Annahmen im Vertrieb: Wie Esel entstehen und wie sie das verhindern können
Einleitung
Haben Sie schon einmal das englische Wort "Assume" gehört und darüber nachgedacht, wie es aufgeteilt werden kann? "Ass - u - me". Was im übertragenen Sinne bedeutet, dass Annahmen oft einen "Esel" aus "Ihnen" und "mir" machen. Ein humorvolles Wortspiel, das jedoch in der Welt des Vertriebs eine tiefere Bedeutung birgt. Unsere Kunden bekommen mehr und mehr Informationen frei Haus geliefert. Durch uns ebenso wie durch andere Quellen. Und vice-versa wir über unsere Zielkunden. Daraus ergeben sich regelmäßig Annahmen, die erfolgreichen Vertrieb unnötig erschweren.
Wissen Sie darüber Bescheid, können Sie darauf richtig reagieren. Bestenfalls bedeutet das, dass Sie im Gespräch mit potenziellen Kunden als kompetenter Gesprächspartner und Wegbegleiter erkannt werden. Und im Umgang mit ihrem Vertriebsteam als praxisnahe coachende Führungskraft.

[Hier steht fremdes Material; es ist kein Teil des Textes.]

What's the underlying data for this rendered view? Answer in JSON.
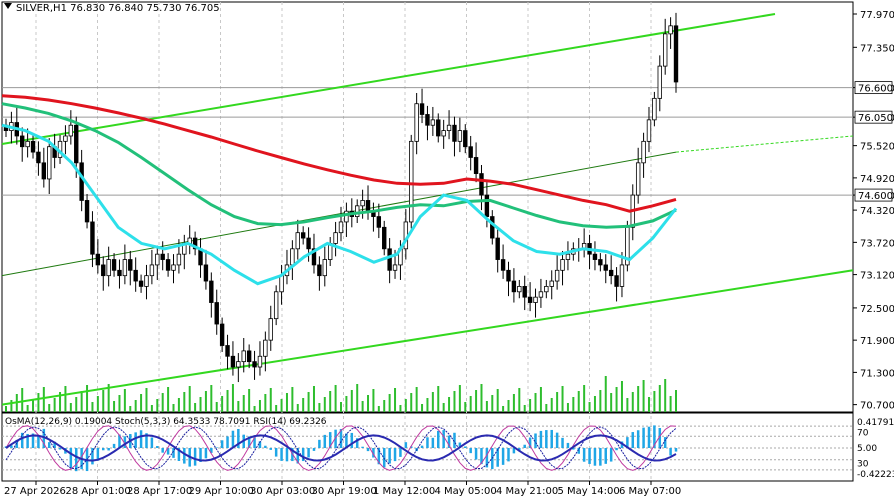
{
  "header": {
    "symbol_line": "SILVER,H1  76.830 76.840 75.730 76.705",
    "dropdown_icon": "triangle-down-icon"
  },
  "osc_header": "OsMA(12,26,9) 0.19004  Stoch(5,3,3) 64.3533 78.7091  RSI(14) 69.2326",
  "colors": {
    "background": "#ffffff",
    "grid": "#c8c8c8",
    "candle": "#000000",
    "ema_red": "#e0141e",
    "ema_green": "#22c07a",
    "ema_cyan": "#2de0ea",
    "channel_line": "#33d81f",
    "channel_mid": "#1f7a10",
    "volume": "#2ebd2e",
    "osma_hist": "#1fa6e6",
    "stoch_main": "#c03ba0",
    "stoch_signal": "#1a1fa0",
    "rsi": "#2a2ab0",
    "price_label_bg": "#ffffff"
  },
  "chart_data": {
    "type": "candlestick",
    "symbol": "SILVER",
    "timeframe": "H1",
    "ylim": [
      70.6,
      77.97
    ],
    "y_ticks": [
      77.97,
      77.35,
      76.6,
      76.05,
      75.52,
      74.92,
      74.6,
      74.32,
      73.72,
      73.12,
      72.5,
      71.9,
      71.3,
      70.7
    ],
    "y_tick_labels": [
      "77.970",
      "77.350",
      "76.600",
      "76.050",
      "75.520",
      "74.920",
      "74.600",
      "74.320",
      "73.720",
      "73.120",
      "72.500",
      "71.900",
      "71.300",
      "70.700"
    ],
    "highlighted_levels": [
      76.6,
      76.05,
      74.6
    ],
    "x_tick_labels": [
      "27 Apr 2026",
      "28 Apr 01:00",
      "28 Apr 17:00",
      "29 Apr 10:00",
      "30 Apr 03:00",
      "30 Apr 19:00",
      "1 May 12:00",
      "4 May 05:00",
      "4 May 21:00",
      "5 May 14:00",
      "6 May 07:00"
    ],
    "candles_close_path": [
      75.8,
      75.95,
      75.7,
      75.5,
      75.6,
      75.4,
      75.2,
      74.9,
      75.5,
      75.3,
      75.6,
      75.7,
      75.9,
      75.2,
      74.5,
      74.1,
      73.5,
      73.3,
      73.1,
      73.4,
      73.2,
      73.1,
      73.4,
      73.2,
      73.0,
      72.9,
      73.1,
      73.3,
      73.5,
      73.4,
      73.2,
      73.3,
      73.5,
      73.7,
      73.8,
      73.6,
      73.3,
      73.0,
      72.6,
      72.2,
      71.8,
      71.6,
      71.4,
      71.5,
      71.7,
      71.5,
      71.4,
      71.6,
      71.9,
      72.3,
      72.8,
      73.1,
      73.3,
      73.6,
      73.9,
      73.8,
      73.6,
      73.3,
      73.1,
      73.4,
      73.7,
      73.9,
      74.1,
      74.3,
      74.2,
      74.4,
      74.5,
      74.3,
      74.2,
      74.0,
      73.6,
      73.2,
      73.3,
      73.6,
      74.1,
      75.6,
      76.3,
      76.1,
      75.9,
      76.0,
      75.7,
      75.8,
      75.9,
      75.6,
      75.8,
      75.5,
      75.3,
      75.0,
      74.6,
      74.2,
      73.8,
      73.4,
      73.2,
      73.0,
      72.8,
      72.9,
      72.7,
      72.6,
      72.7,
      72.8,
      72.9,
      73.0,
      73.2,
      73.4,
      73.5,
      73.6,
      73.6,
      73.7,
      73.5,
      73.4,
      73.3,
      73.2,
      73.1,
      72.9,
      73.3,
      74.0,
      74.6,
      75.2,
      75.6,
      76.0,
      76.4,
      77.0,
      77.6,
      77.75,
      76.705
    ],
    "ema_red": [
      76.45,
      76.42,
      76.37,
      76.3,
      76.22,
      76.13,
      76.03,
      75.92,
      75.8,
      75.68,
      75.55,
      75.42,
      75.3,
      75.18,
      75.07,
      74.97,
      74.88,
      74.82,
      74.8,
      74.82,
      74.9,
      74.86,
      74.8,
      74.7,
      74.6,
      74.5,
      74.42,
      74.3,
      74.4,
      74.52
    ],
    "ema_green": [
      76.3,
      76.22,
      76.12,
      75.98,
      75.8,
      75.58,
      75.3,
      75.0,
      74.7,
      74.42,
      74.2,
      74.07,
      74.05,
      74.1,
      74.18,
      74.25,
      74.3,
      74.37,
      74.42,
      74.4,
      74.48,
      74.5,
      74.36,
      74.22,
      74.1,
      74.03,
      74.0,
      74.02,
      74.12,
      74.32
    ],
    "ema_cyan": [
      75.9,
      75.8,
      75.6,
      75.2,
      74.6,
      74.0,
      73.7,
      73.6,
      73.7,
      73.5,
      73.2,
      72.95,
      73.1,
      73.45,
      73.7,
      73.55,
      73.35,
      73.5,
      74.2,
      74.6,
      74.5,
      74.1,
      73.75,
      73.55,
      73.5,
      73.6,
      73.55,
      73.4,
      73.8,
      74.35
    ],
    "ema_x_fraction_note_excluded": null,
    "channel": {
      "upper": {
        "from": [
          "27 Apr 2026",
          75.55
        ],
        "to": [
          "6 May 07:00",
          77.97
        ]
      },
      "lower": {
        "from": [
          "27 Apr 2026",
          70.7
        ],
        "to": [
          "6 May 07:00",
          73.2
        ]
      },
      "middle": {
        "from": [
          "27 Apr 2026",
          73.1
        ],
        "to": [
          "6 May 07:00",
          75.55
        ]
      }
    },
    "oscillator": {
      "osma": 0.19004,
      "stoch_main": 64.3533,
      "stoch_signal": 78.7091,
      "rsi": 69.2326,
      "scale_labels": [
        "0.41791",
        "70",
        "5.00",
        "30",
        "-0.42223"
      ]
    }
  }
}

Annahmen sind menschlich. Sich auf sie zu verlassen, kann geschäftlich und vertrieblich fatal sein!
Annahmen die garantiert ruinös sind
Der Kunde versteht schon
Oft nehmen Vertriebsmitarbeiter an, dass Kunden die Vorteile eines Produkts oder einer Dienstleistung bereits kennen. Stimmt das nicht, kann diese Annahme dazu führen, dass wichtige Informationen nicht erfasst werden oder der Wert Ihres Angebots falsch eingeschätzt wird.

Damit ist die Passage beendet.